A violência é definida habitualmente como ato de coagir alguém física e/ou psicologicamente.

A coação implica que a pessoa que comete o ato violento tem, pelo menos momentaneamente, mais força, mais poder que sua vítima. Porém, mesmo assim definida, nem toda coação pode ser interpretada como violência. Logo, nem toda coação é moralmente condenável.

Por exemplo: pais que obrigam seu filho a ir para a escola, na prática, coagem-no, privam-no da liberdade de ficar em casa brincando.

No caso dos pais que obrigam um filho a ir à escola, eles só podem exercer tal poder porque, de alguma forma, estão em uma posição de maior força do que ele. Porém, nesse caso, podemos falar em exercício legítimo da coação, e não em violência, porque o beneficiado é a própria pessoa coagida: é para o bem da criança que alguém a obriga a estudar.

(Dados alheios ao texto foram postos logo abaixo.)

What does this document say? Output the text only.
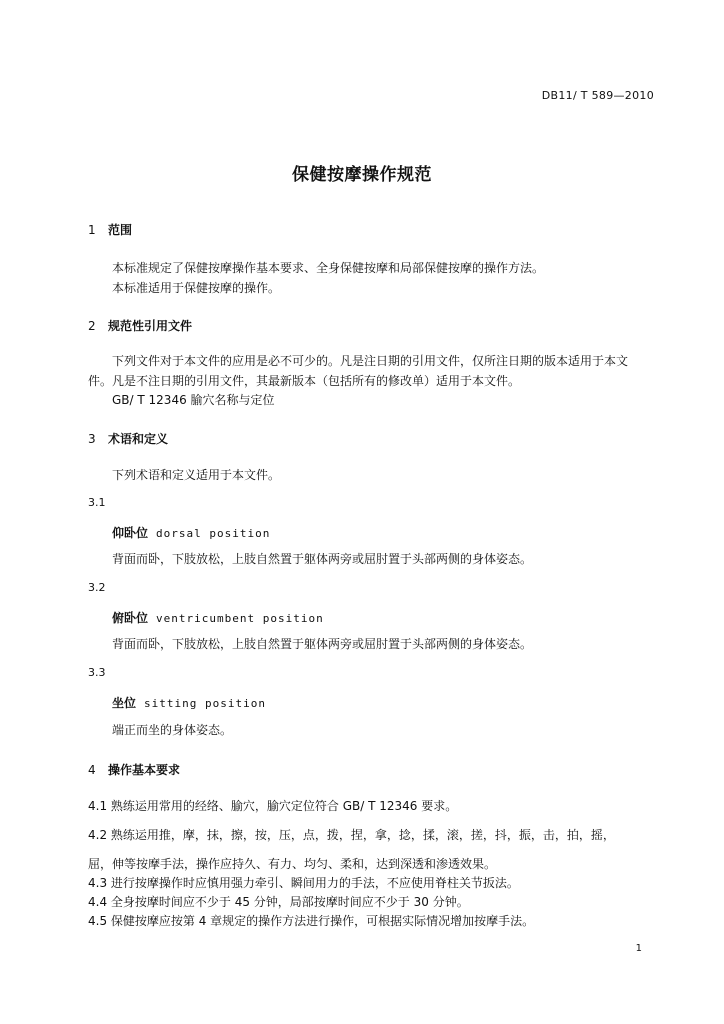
DB11/ T 589—2010
保健按摩操作规范
1 范围
本标准规定了保健按摩操作基本要求、全身保健按摩和局部保健按摩的操作方法。
本标准适用于保健按摩的操作。
2 规范性引用文件
下列文件对于本文件的应用是必不可少的。凡是注日期的引用文件，仅所注日期的版本适用于本文
件。凡是不注日期的引用文件，其最新版本（包括所有的修改单）适用于本文件。
GB/ T 12346 腧穴名称与定位
3 术语和定义
下列术语和定义适用于本文件。
3.1
仰卧位 dorsal position
背面而卧，下肢放松，上肢自然置于躯体两旁或屈肘置于头部两侧的身体姿态。
3.2
俯卧位 ventricumbent position
背面而卧，下肢放松，上肢自然置于躯体两旁或屈肘置于头部两侧的身体姿态。
3.3
坐位 sitting position
端正而坐的身体姿态。
4 操作基本要求
4.1 熟练运用常用的经络、腧穴，腧穴定位符合 GB/ T 12346 要求。
4.2 熟练运用推，摩，抹，擦，按，压，点，拨，捏，拿，捻，揉，滚，搓，抖，振，击，拍，摇，
屈，伸等按摩手法，操作应持久、有力、均匀、柔和，达到深透和渗透效果。
4.3 进行按摩操作时应慎用强力牵引、瞬间用力的手法，不应使用脊柱关节扳法。
4.4 全身按摩时间应不少于 45 分钟，局部按摩时间应不少于 30 分钟。
4.5 保健按摩应按第 4 章规定的操作方法进行操作，可根据实际情况增加按摩手法。
1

A violência está presente em duas formas de coação:

  • A primeira: quando a coação, mesmo se exercida para o suposto benefício da pessoa coagida, se traduz por alguma forma de desrespeito à dignidade da vítima. Permanecendo no exemplo da relação pai/filho: se o pai, para fazer seu filho estudar, o espanca ou humilha, há flagrante desrespeito. Logo, há violência.
  • A segunda: quando a coação é exercida em benefício do agressor. Por exemplo, quando alguém ameaça outrem de ataque físico ou psicológico para roubar-lhe seus pertences.

Vamos refletir sobre o segundo caso de coação violenta, a que se traduz pela instrumentalização de outra pessoa para atingir um fim que interessa apenas o agressor (ou ao seu grupo).

Devemos então nos perguntar: que fins serão esses que levam alguém a empregar a violência?

Evidentemente, podem ser vários.

Por exemplo: matamos o inimigo para nos apoderarmos de suas terras.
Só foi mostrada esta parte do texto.